厚生労働省は、市町村の子宮頸がん検診にHPV検査単独法を導入するため、関連指針を4月1日付で改正すると全国の自治体に通知した。30歳以上女性の子宮頸がん検診にHPV検査単独法を導入する内容で、一定の要件を満たす市町村が従来の細胞診単独法とどちらかを選択できる。通知は2月14日付。
改正指針では、子宮頸がん検診は20歳以上女性を対象とし、検査方法は細胞診、HPV検査単独法とすることを記載。HPV検査単独法は30歳以上を対象とし、60歳以下を特に推奨する。検診マニュアルを活用するなどの要件を満たした市町村が選択でき、その場合、20代には細胞診、30代以上にはHPV検査単独法を行う。
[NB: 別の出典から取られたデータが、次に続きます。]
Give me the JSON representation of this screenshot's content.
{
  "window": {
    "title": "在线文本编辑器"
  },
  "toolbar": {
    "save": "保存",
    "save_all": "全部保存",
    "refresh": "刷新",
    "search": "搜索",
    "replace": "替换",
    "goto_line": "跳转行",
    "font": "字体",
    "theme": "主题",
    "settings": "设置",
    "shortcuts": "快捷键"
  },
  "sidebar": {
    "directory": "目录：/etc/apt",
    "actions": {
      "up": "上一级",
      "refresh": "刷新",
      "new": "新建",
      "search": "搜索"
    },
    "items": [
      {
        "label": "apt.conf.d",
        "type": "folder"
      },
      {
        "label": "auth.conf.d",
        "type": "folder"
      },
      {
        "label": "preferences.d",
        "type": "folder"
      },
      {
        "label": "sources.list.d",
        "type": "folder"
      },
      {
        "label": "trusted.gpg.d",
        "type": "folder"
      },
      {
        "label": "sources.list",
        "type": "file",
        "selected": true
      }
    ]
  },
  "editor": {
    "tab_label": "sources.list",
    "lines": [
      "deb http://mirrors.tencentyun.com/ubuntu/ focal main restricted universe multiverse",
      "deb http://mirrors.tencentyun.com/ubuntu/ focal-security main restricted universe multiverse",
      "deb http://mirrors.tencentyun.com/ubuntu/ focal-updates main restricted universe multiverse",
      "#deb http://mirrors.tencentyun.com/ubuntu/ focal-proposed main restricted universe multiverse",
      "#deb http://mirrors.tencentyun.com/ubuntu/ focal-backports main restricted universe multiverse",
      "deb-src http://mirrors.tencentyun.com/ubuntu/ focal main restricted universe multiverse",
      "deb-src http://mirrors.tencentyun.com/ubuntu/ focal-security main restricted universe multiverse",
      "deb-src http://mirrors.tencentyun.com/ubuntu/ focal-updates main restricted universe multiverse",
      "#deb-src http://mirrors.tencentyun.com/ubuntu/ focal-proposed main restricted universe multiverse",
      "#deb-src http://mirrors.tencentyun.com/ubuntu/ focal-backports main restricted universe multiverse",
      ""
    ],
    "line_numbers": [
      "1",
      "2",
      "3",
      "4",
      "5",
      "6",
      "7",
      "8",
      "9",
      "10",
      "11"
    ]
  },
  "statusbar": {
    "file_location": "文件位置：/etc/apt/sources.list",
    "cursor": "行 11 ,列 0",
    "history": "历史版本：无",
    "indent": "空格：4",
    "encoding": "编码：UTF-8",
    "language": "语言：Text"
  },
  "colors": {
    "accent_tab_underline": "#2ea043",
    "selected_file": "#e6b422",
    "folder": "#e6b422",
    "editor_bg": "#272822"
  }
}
HPV検査には液状化検体を用いる。
HPV検査は5年ごとに行い、陽性の場合、トリアージ検査として、液状化検体の残余検体を用いて細胞診を行う。細胞診の判定が陽性であれば「確定精検」(コルポスコピー・組織診)を受け、陰性は「追跡検査対象者」として1年後にHPV検査を受ける。
●トリアージ検査の細胞診はLBC標本
運用上の参考とする検診マニュアルは2月22日、日本産科婦人科学会と日本婦人科がん検診学会が公表した。2つの学会が共同で運用していく。
マニュアルによると、市町村などの検診実施主体は、医師会や検診機関などで構成する検診運営委員会を設置する。委員会は、HPV検査判定機関などが要件を満たしているかの確認や精度管理の指導などに当たる。
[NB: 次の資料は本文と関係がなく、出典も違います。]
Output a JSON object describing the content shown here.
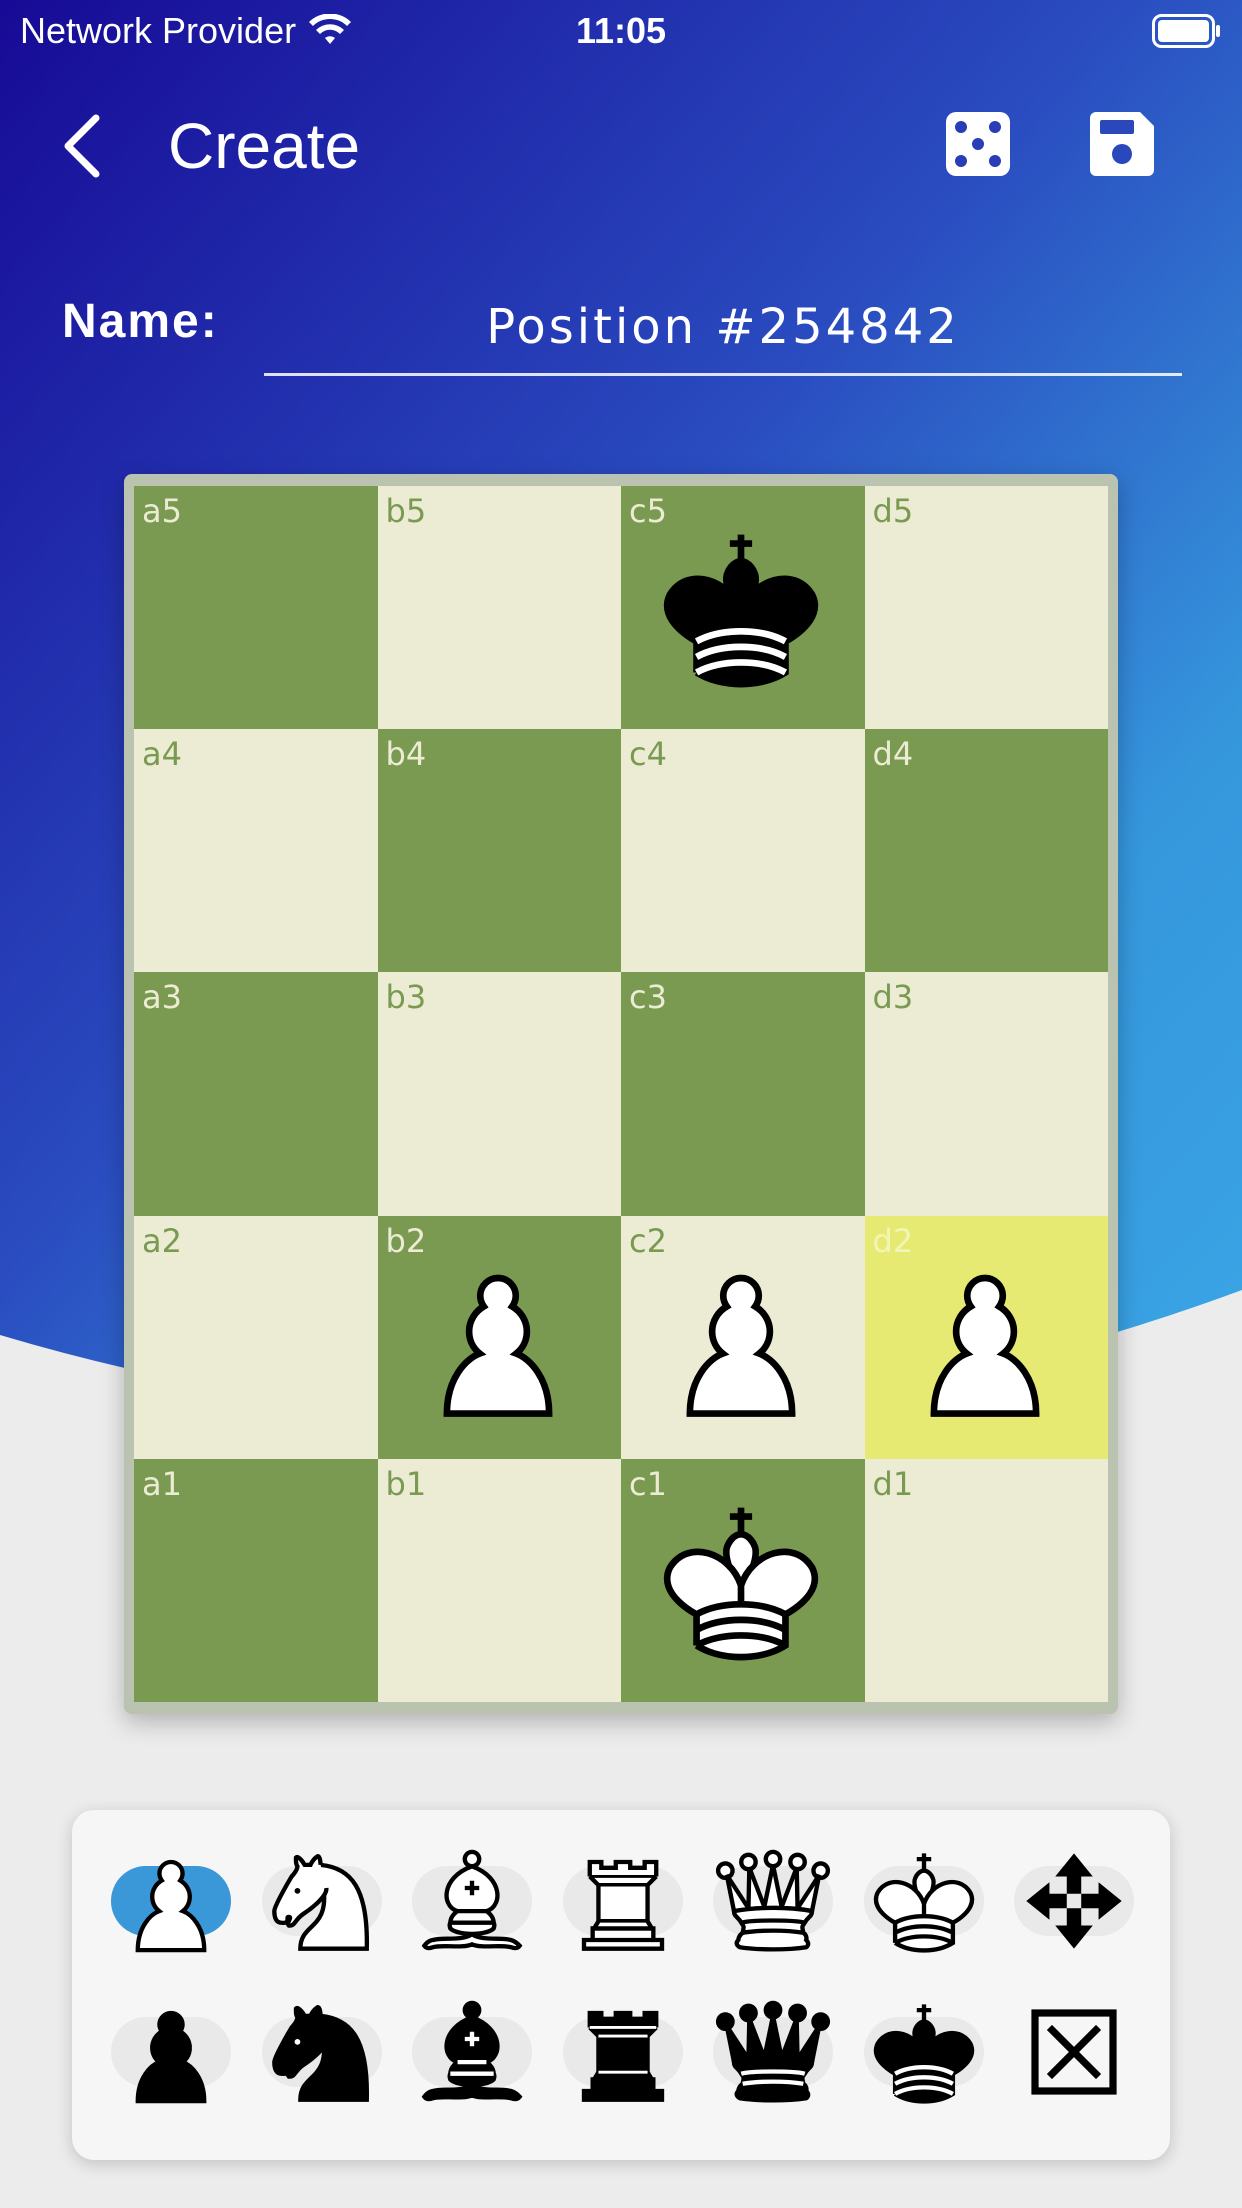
{
  "status_bar": {
    "carrier": "Network Provider",
    "time": "11:05"
  },
  "nav": {
    "title": "Create",
    "back_icon": "chevron-left-icon",
    "random_icon": "dice-icon",
    "save_icon": "save-icon"
  },
  "name_field": {
    "label": "Name:",
    "value": "Position #254842"
  },
  "board": {
    "files": [
      "a",
      "b",
      "c",
      "d"
    ],
    "ranks": [
      5,
      4,
      3,
      2,
      1
    ],
    "highlighted_square": "d2",
    "squares": [
      {
        "id": "a5",
        "coord": "a5",
        "color": "dark",
        "piece": ""
      },
      {
        "id": "b5",
        "coord": "b5",
        "color": "light",
        "piece": ""
      },
      {
        "id": "c5",
        "coord": "c5",
        "color": "dark",
        "piece": "black-king"
      },
      {
        "id": "d5",
        "coord": "d5",
        "color": "light",
        "piece": ""
      },
      {
        "id": "a4",
        "coord": "a4",
        "color": "light",
        "piece": ""
      },
      {
        "id": "b4",
        "coord": "b4",
        "color": "dark",
        "piece": ""
      },
      {
        "id": "c4",
        "coord": "c4",
        "color": "light",
        "piece": ""
      },
      {
        "id": "d4",
        "coord": "d4",
        "color": "dark",
        "piece": ""
      },
      {
        "id": "a3",
        "coord": "a3",
        "color": "dark",
        "piece": ""
      },
      {
        "id": "b3",
        "coord": "b3",
        "color": "light",
        "piece": ""
      },
      {
        "id": "c3",
        "coord": "c3",
        "color": "dark",
        "piece": ""
      },
      {
        "id": "d3",
        "coord": "d3",
        "color": "light",
        "piece": ""
      },
      {
        "id": "a2",
        "coord": "a2",
        "color": "light",
        "piece": ""
      },
      {
        "id": "b2",
        "coord": "b2",
        "color": "dark",
        "piece": "white-pawn"
      },
      {
        "id": "c2",
        "coord": "c2",
        "color": "light",
        "piece": "white-pawn"
      },
      {
        "id": "d2",
        "coord": "d2",
        "color": "highlight",
        "piece": "white-pawn"
      },
      {
        "id": "a1",
        "coord": "a1",
        "color": "dark",
        "piece": ""
      },
      {
        "id": "b1",
        "coord": "b1",
        "color": "light",
        "piece": ""
      },
      {
        "id": "c1",
        "coord": "c1",
        "color": "dark",
        "piece": "white-king"
      },
      {
        "id": "d1",
        "coord": "d1",
        "color": "light",
        "piece": ""
      }
    ]
  },
  "palette": {
    "selected": "white-pawn",
    "row1": [
      "white-pawn",
      "white-knight",
      "white-bishop",
      "white-rook",
      "white-queen",
      "white-king",
      "move-icon"
    ],
    "row2": [
      "black-pawn",
      "black-knight",
      "black-bishop",
      "black-rook",
      "black-queen",
      "black-king",
      "delete-icon"
    ]
  },
  "colors": {
    "hero_top": "#1a0f96",
    "hero_bottom": "#3aa0e2",
    "board_dark": "#7a9a52",
    "board_light": "#ececd5",
    "board_highlight": "#e6ea72",
    "palette_selected": "#3a97d8"
  }
}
HPV検査単独法には、検体採取、HPV検査の判定、細胞診(トリアージ検査)の判定、確定精検(コルポスコピー・組織診)の実施という4つの機関が関与する。マニュアルは、それぞれの機関が満たすべき要件を示している。このうち細胞診判定機関については、▽日本臨床細胞学会の施設認定を受けているか、同学会認定の細胞診専門医と細胞検査士が連携して検査している▽液状化検体細胞診(LBC)のトレーニングを受けた細胞検査士と細胞診専門医が判定を行う―などとした。